The term spread from there to various places, but in my experience it didn't become that widely used until Nash's first MVP season when people were looking for a way to express their skepticism that a player who had never been seen as an MVP level player before, could actually warrant the award. The term seemed a natural fit for them because one could say pretty reasonably that the Suns had a "system" and Nash's stature had some dependence on that system.
The problem with this assertion is that Nash actually had the opposite profile of a system player: He had traditional stats that didn't blow people's minds, and those championing him talked about his ability to lift his team and his irreplaceability. As such the criticism was about as misguided as one could possibly be as not only was it an incorrect label, those who used it were basically announcing to the world that if there actually were a system player of a star out there, they would be the one's who fell for his false impact.
And it's a decade later, and the same stuff is still happening. As are things like people saying that the Suns offense failed in the playoffs (it didn't) or that the Suns were a gimmick team (the whole league essentially plays like the Suns now, the Warriors played even faster and shoot more 3's with a team offense based entirely on a point guard). So yeah, I don't really expect it to ever end at this point, but it's amazing to me because these criticisms were either completely invalid as soon as they were uttered, or they were disproven not too long after that.
Anyway, the fundamental thing here is that it only makes sense to take credit away from a player and give it to the coach if the player is truly a system player, meaning far more replaceable for that coach than the stats indicate. Any other situation, the coach and the players should BOTH receive credit. D'Antoni deserves a ton of credit for his vision and his recognition of what Nash might be able to do, but Nash had to actually go out and do it.
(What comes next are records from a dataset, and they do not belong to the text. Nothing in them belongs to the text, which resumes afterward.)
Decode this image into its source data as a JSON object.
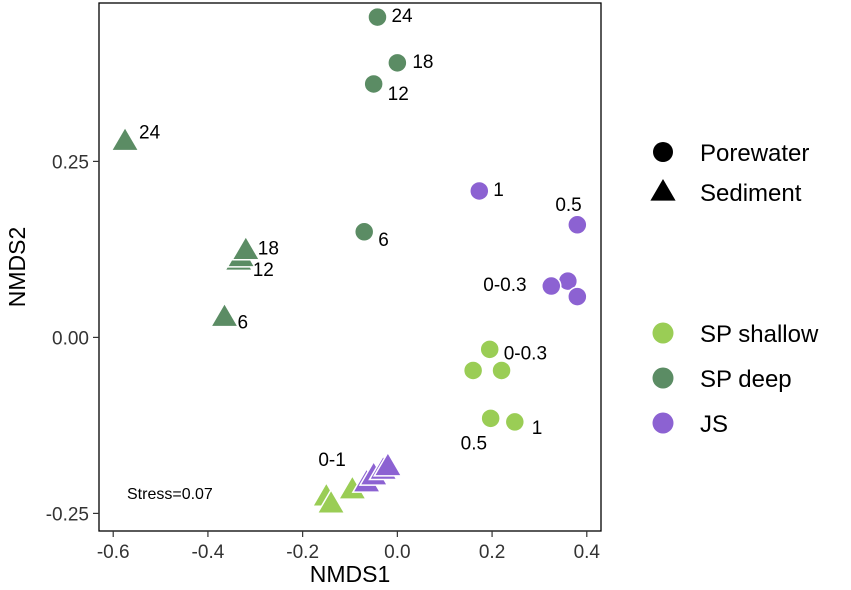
{
  "chart_data": {
    "type": "scatter",
    "title": "",
    "xlabel": "NMDS1",
    "ylabel": "NMDS2",
    "xlim": [
      -0.63,
      0.43
    ],
    "ylim": [
      -0.275,
      0.475
    ],
    "x_ticks": [
      -0.6,
      -0.4,
      -0.2,
      0.0,
      0.2,
      0.4
    ],
    "x_tick_labels": [
      "-0.6",
      "-0.4",
      "-0.2",
      "0.0",
      "0.2",
      "0.4"
    ],
    "y_ticks": [
      -0.25,
      0.0,
      0.25
    ],
    "y_tick_labels": [
      "-0.25",
      "0.00",
      "0.25"
    ],
    "grid": false,
    "annotation": "Stress=0.07",
    "colors": {
      "SP shallow": "#9acd55",
      "SP deep": "#5b8c64",
      "JS": "#8c62d2"
    },
    "legend_shape": {
      "placement": "right",
      "entries": [
        {
          "label": "Porewater",
          "shape": "circle"
        },
        {
          "label": "Sediment",
          "shape": "triangle"
        }
      ]
    },
    "legend_color": {
      "placement": "right",
      "entries": [
        "SP shallow",
        "SP deep",
        "JS"
      ]
    },
    "series": [
      {
        "name": "SP deep",
        "shape": "triangle",
        "points": [
          {
            "x": -0.575,
            "y": 0.28,
            "label": "24"
          },
          {
            "x": -0.335,
            "y": 0.11,
            "label": "12"
          },
          {
            "x": -0.33,
            "y": 0.115,
            "label": ""
          },
          {
            "x": -0.32,
            "y": 0.125,
            "label": "18"
          },
          {
            "x": -0.365,
            "y": 0.03,
            "label": "6"
          }
        ]
      },
      {
        "name": "SP deep",
        "shape": "circle",
        "points": [
          {
            "x": -0.042,
            "y": 0.455,
            "label": "24"
          },
          {
            "x": 0.0,
            "y": 0.39,
            "label": "18"
          },
          {
            "x": -0.05,
            "y": 0.36,
            "label": "12"
          },
          {
            "x": -0.07,
            "y": 0.15,
            "label": "6"
          }
        ]
      },
      {
        "name": "JS",
        "shape": "circle",
        "points": [
          {
            "x": 0.173,
            "y": 0.208,
            "label": "1"
          },
          {
            "x": 0.38,
            "y": 0.16,
            "label": "0.5"
          },
          {
            "x": 0.36,
            "y": 0.08,
            "label": ""
          },
          {
            "x": 0.325,
            "y": 0.073,
            "label": "0-0.3"
          },
          {
            "x": 0.38,
            "y": 0.058,
            "label": ""
          }
        ]
      },
      {
        "name": "SP shallow",
        "shape": "circle",
        "points": [
          {
            "x": 0.195,
            "y": -0.017,
            "label": "0-0.3"
          },
          {
            "x": 0.16,
            "y": -0.047,
            "label": ""
          },
          {
            "x": 0.22,
            "y": -0.047,
            "label": ""
          },
          {
            "x": 0.197,
            "y": -0.115,
            "label": "0.5"
          },
          {
            "x": 0.248,
            "y": -0.12,
            "label": "1"
          }
        ]
      },
      {
        "name": "SP shallow",
        "shape": "triangle",
        "points": [
          {
            "x": -0.15,
            "y": -0.225,
            "label": "0-1"
          },
          {
            "x": -0.14,
            "y": -0.235,
            "label": ""
          },
          {
            "x": -0.095,
            "y": -0.215,
            "label": ""
          }
        ]
      },
      {
        "name": "JS",
        "shape": "triangle",
        "points": [
          {
            "x": -0.065,
            "y": -0.205,
            "label": ""
          },
          {
            "x": -0.05,
            "y": -0.195,
            "label": ""
          },
          {
            "x": -0.03,
            "y": -0.187,
            "label": ""
          },
          {
            "x": -0.02,
            "y": -0.182,
            "label": ""
          }
        ]
      }
    ]
  }
}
What about the fact that Nash still has to be used a certain way to have that impact? Well, that's what lacking versatility means. It's a meaningful criticism, but it's far more benign than being a system player.
How would Nash do in OKC instead of Westbrook? Well, the big question in OKC is about how Westbrook & Durant will work together in the future. However in the past, Westbrook has been incredibly problematic with Durant. Here's a guy who is probably the most gifted off-ball scorer we've ever seen, and tons of possessions end up instead with Westbrook taking on the world for a low percentage shot. It's not a question of if Nash could do better with Durant's scoring talent, it's only a question of how much better he'd do with Durant. I'd venture to say: TONS. No one should forget what Durant did without Westbrook after all last year. Westbrook actually gets in Durant's way, Nash would actually make Durant look better, simple as that.
But as I say all this let's be clear: Westbrook making Durant look worse doesn't mean I'm saying the team would be better off without Westbrook. Westbrook still made the team better, there was simply high redundancy because Westbrook has massive portability issues. Fine to complain about them, but you're still better off with what Westbrook brings individually than with a run of the mill point guard.
Then there's the matter that if you're going to run a unipolar scheme like OKC is doing at the moment, there's no reason to think Nash would be better at that than Westbrook. Westbrook is doing absolutely everything for OKC, and while I can quibble about details, the bottom line is that their supporting talent is really damn depleted, and as such there's no reason to think, "You know what we really need? A passer."